An order quashing a lis pendens is not immediately appealable
In this case involving a real estate investment gone bad, the plaintiff sought damages and an injunction to prevent the sale of the property. The plaintiff also recorded a lis pendens against the property. The defendants moved to dismiss the complaint pursuant to §2-615 of the Code of Civil Procedure and to lift the lis pendens to proceed with the sale. The circuit court denied the motion to dismiss and to lift the lis pendens, but it quashed the lis pendens. The court also treated the plaintiffs arguments at the motion hearing as an oral motion for preliminary injunction against the sale, which it denied.
The plaintiff appealed the denial of the preliminary injunction and the quashing of the lis pendens. The jurisdictional basis of the appeal was Illinois Supreme Court Rule 307(a)(1), which permits immediate appeal of interlocutory orders granting or refusing to grant an injunction. That rule unquestionably granted appellate jurisdiction over the circuit court’s denial of the injunction. But what of the ruling quashing the lis pendens?

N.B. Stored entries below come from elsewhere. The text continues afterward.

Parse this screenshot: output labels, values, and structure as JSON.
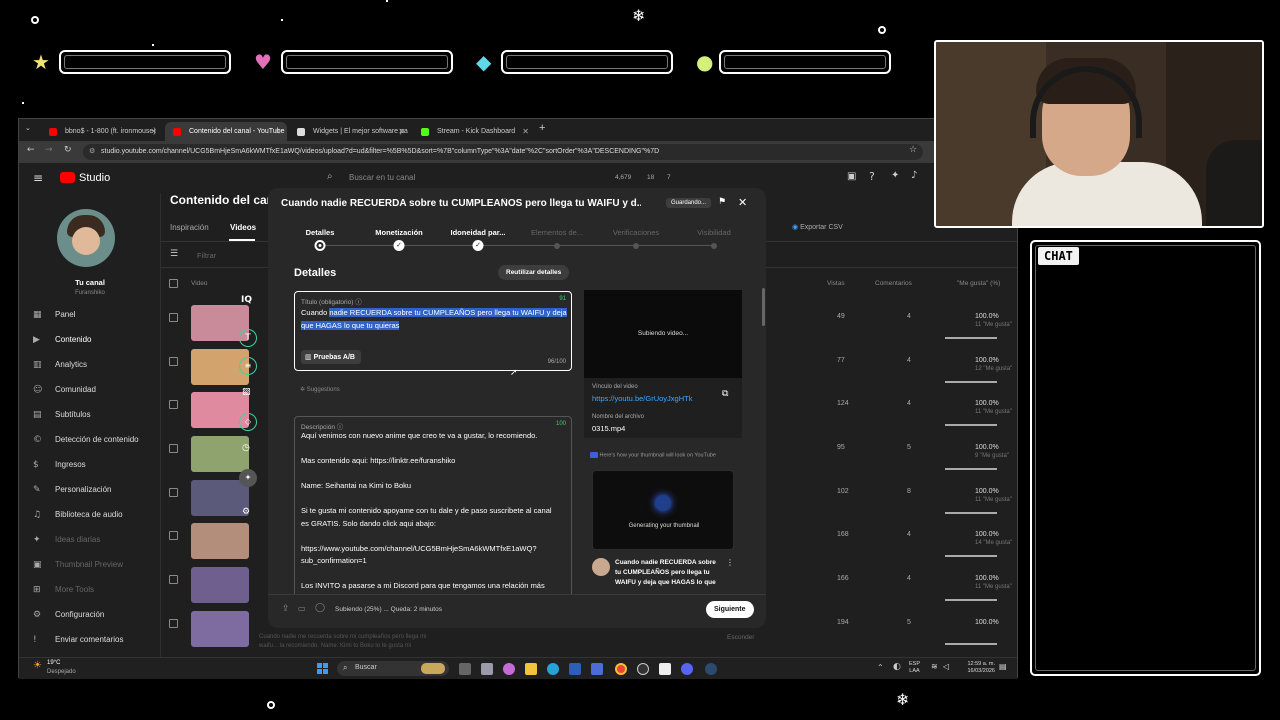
{
  "overlay": {
    "chat_label": "CHAT",
    "icons": [
      "star-icon",
      "heart-icon",
      "diamond-icon",
      "coin-icon"
    ]
  },
  "browser": {
    "tabs": [
      {
        "label": "bbno$ - 1-800 (ft. ironmouse)",
        "active": false,
        "favicon_color": "#ff0000"
      },
      {
        "label": "Contenido del canal - YouTube",
        "active": true,
        "favicon_color": "#ff0000"
      },
      {
        "label": "Widgets | El mejor software pa",
        "active": false,
        "favicon_color": "#dddddd"
      },
      {
        "label": "Stream - Kick Dashboard",
        "active": false,
        "favicon_color": "#53fc18"
      }
    ],
    "url": "studio.youtube.com/channel/UCG5BmHjeSmA6kWMTfxE1aWQ/videos/upload?d=ud&filter=%5B%5D&sort=%7B\"columnType\"%3A\"date\"%2C\"sortOrder\"%3A\"DESCENDING\"%7D"
  },
  "studio": {
    "logo": "Studio",
    "search_placeholder": "Buscar en tu canal",
    "stats": "4,679",
    "stats2": "18",
    "stats3": "7",
    "channel_label": "Tu canal",
    "channel_name": "Furanshiko",
    "page_title": "Contenido del canal",
    "tabs": [
      "Inspiración",
      "Videos"
    ],
    "filter_placeholder": "Filtrar",
    "col_video": "Video",
    "col_views": "Vistas",
    "col_comments": "Comentarios",
    "col_likes": "\"Me gusta\" (%)",
    "export": "Exportar CSV",
    "sidebar": [
      {
        "icon": "dashboard-icon",
        "glyph": "▦",
        "label": "Panel"
      },
      {
        "icon": "content-icon",
        "glyph": "▶",
        "label": "Contenido"
      },
      {
        "icon": "analytics-icon",
        "glyph": "▥",
        "label": "Analytics"
      },
      {
        "icon": "community-icon",
        "glyph": "☺",
        "label": "Comunidad"
      },
      {
        "icon": "subtitles-icon",
        "glyph": "▤",
        "label": "Subtítulos"
      },
      {
        "icon": "copyright-icon",
        "glyph": "©",
        "label": "Detección de contenido"
      },
      {
        "icon": "earn-icon",
        "glyph": "$",
        "label": "Ingresos"
      },
      {
        "icon": "customize-icon",
        "glyph": "✎",
        "label": "Personalización"
      },
      {
        "icon": "audio-library-icon",
        "glyph": "♫",
        "label": "Biblioteca de audio"
      },
      {
        "icon": "ideas-icon",
        "glyph": "✦",
        "label": "Ideas diarias"
      },
      {
        "icon": "thumbnail-preview-icon",
        "glyph": "▣",
        "label": "Thumbnail Preview"
      },
      {
        "icon": "more-tools-icon",
        "glyph": "⊞",
        "label": "More Tools"
      },
      {
        "icon": "settings-icon",
        "glyph": "⚙",
        "label": "Configuración"
      },
      {
        "icon": "feedback-icon",
        "glyph": "!",
        "label": "Enviar comentarios"
      }
    ],
    "rows": [
      {
        "views": "49",
        "comments": "4",
        "likes": "100.0%",
        "likes_sub": "11 \"Me gusta\"",
        "thumb": "#c98a9a"
      },
      {
        "views": "77",
        "comments": "4",
        "likes": "100.0%",
        "likes_sub": "12 \"Me gusta\"",
        "thumb": "#d2a36c"
      },
      {
        "views": "124",
        "comments": "4",
        "likes": "100.0%",
        "likes_sub": "11 \"Me gusta\"",
        "thumb": "#e08aa0"
      },
      {
        "views": "95",
        "comments": "5",
        "likes": "100.0%",
        "likes_sub": "9 \"Me gusta\"",
        "thumb": "#8fa36e"
      },
      {
        "views": "102",
        "comments": "8",
        "likes": "100.0%",
        "likes_sub": "11 \"Me gusta\"",
        "thumb": "#5c5a7a"
      },
      {
        "views": "168",
        "comments": "4",
        "likes": "100.0%",
        "likes_sub": "14 \"Me gusta\"",
        "thumb": "#b38e7a"
      },
      {
        "views": "166",
        "comments": "4",
        "likes": "100.0%",
        "likes_sub": "11 \"Me gusta\"",
        "thumb": "#6f5f8e"
      },
      {
        "views": "194",
        "comments": "5",
        "likes": "100.0%",
        "likes_sub": "",
        "thumb": "#7e6ca0"
      }
    ],
    "last_row_desc": "Cuando nadie me recuerda sobre mi cumpleaños pero llega mi waifu... la recomiendo. Name: Kimi to Boku lo te gusta mi",
    "last_row_status": "Esconder"
  },
  "modal": {
    "title": "Cuando nadie RECUERDA sobre tu CUMPLEAÑOS pero llega tu WAIFU y d...",
    "saving_badge": "Guardando...",
    "steps": [
      {
        "label": "Detalles",
        "state": "current"
      },
      {
        "label": "Monetización",
        "state": "done"
      },
      {
        "label": "Idoneidad par...",
        "state": "done"
      },
      {
        "label": "Elementos de...",
        "state": "todo"
      },
      {
        "label": "Verificaciones",
        "state": "todo"
      },
      {
        "label": "Visibilidad",
        "state": "todo"
      }
    ],
    "section_title": "Detalles",
    "reuse_button": "Reutilizar detalles",
    "title_field": {
      "label": "Título (obligatorio)",
      "value_plain": "Cuando ",
      "value_selected": "nadie RECUERDA sobre tu CUMPLEAÑOS pero llega tu WAIFU y deja que HAGAS lo que tu quieras",
      "remaining": "91",
      "counter": "96/100"
    },
    "ab_button": "Pruebas A/B",
    "suggestions": "Suggestions",
    "description_field": {
      "label": "Descripción",
      "remaining": "100",
      "lines": [
        "Aquí venimos con nuevo anime que creo te va a gustar, lo recomiendo.",
        "",
        "Mas contenido aqui: https://linktr.ee/furanshiko",
        "",
        "Name: Seihantai na Kimi to Boku",
        "",
        "Si te gusta mi contenido apoyame con tu dale y de paso suscribete al canal",
        "es GRATIS. Solo dando click aqui abajo:",
        "",
        "https://www.youtube.com/channel/UCG5BmHjeSmA6kWMTfxE1aWQ?",
        "sub_confirmation=1",
        "",
        "Los INVITO a pasarse a mi Discord para que tengamos una relación más"
      ]
    },
    "video_card": {
      "uploading": "Subiendo video...",
      "link_label": "Vínculo del video",
      "link": "https://youtu.be/GrUoyJxgHTk",
      "filename_label": "Nombre del archivo",
      "filename": "0315.mp4"
    },
    "thumb_notice": "Here's how your thumbnail will look on YouTube",
    "thumb_generating": "Generating your thumbnail",
    "thumb_title": "Cuando nadie RECUERDA sobre tu CUMPLEAÑOS pero llega tu WAIFU y deja que HAGAS lo que",
    "footer_status": "Subiendo (25%) ... Queda: 2 minutos",
    "upload_progress": 0.25,
    "next_button": "Siguiente"
  },
  "taskbar": {
    "temp": "19°C",
    "weather": "Despejado",
    "search": "Buscar",
    "lang": "ESP",
    "lang2": "LAA",
    "time": "12:59 a. m.",
    "date": "16/03/2026"
  }
}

The plaintiff argued that quashing the lis pendens had the effect of an injunction because it restrained the plaintiff from informing prospective buyers of the property about the existence of the lawsuit by way of a lis pendens. Not surprisingly, the court did not find that argument persuasive. The court next established that a lis pendens is not treated as an injunction under Illinois law. Therefore, a ruling with respect to a lis pendens does not, on its face, qualify for immediate appeal pursuant to Rule 307.
The question then becomes whether the order quashing a lis pendens is an exercise of the court’s equitable power so that it is sufficiently similar to an injunction ruling to fit within Rule 307. A lis pendens is a creature of statute and an order quashing such a filing may be issued by any court without resort to equitable powers. Thus, the appellate court concluded that an order quashing a lis pendens is “simply an administrative order” that can be issued by any court without resorting to equity. Accordingly, such an order does not fall within Rule 307(a)(1) and the appellate court was without jurisdiction to consider that portion of the appeal.
Although the appellate court ultimately found that it was without jurisdiction to hear the challenge to the order quashing the lis pendens, the plaintiff did the right thing by filing the appeal. Where an order is immediately appealable under Rule 307, the order must be appealed within 30 days or the right to appeal will be lost. Thus, where there is any legitimate doubt about whether an order qualifies for immediate appeal under Rule 307, the safe route is to file timely to preserve the right to appeal.
Five Mile Capital Westin North Shore SPE, LLC v. Berkadia Commercial Mortgage, LLC, 2012 IL App (1st) 122812.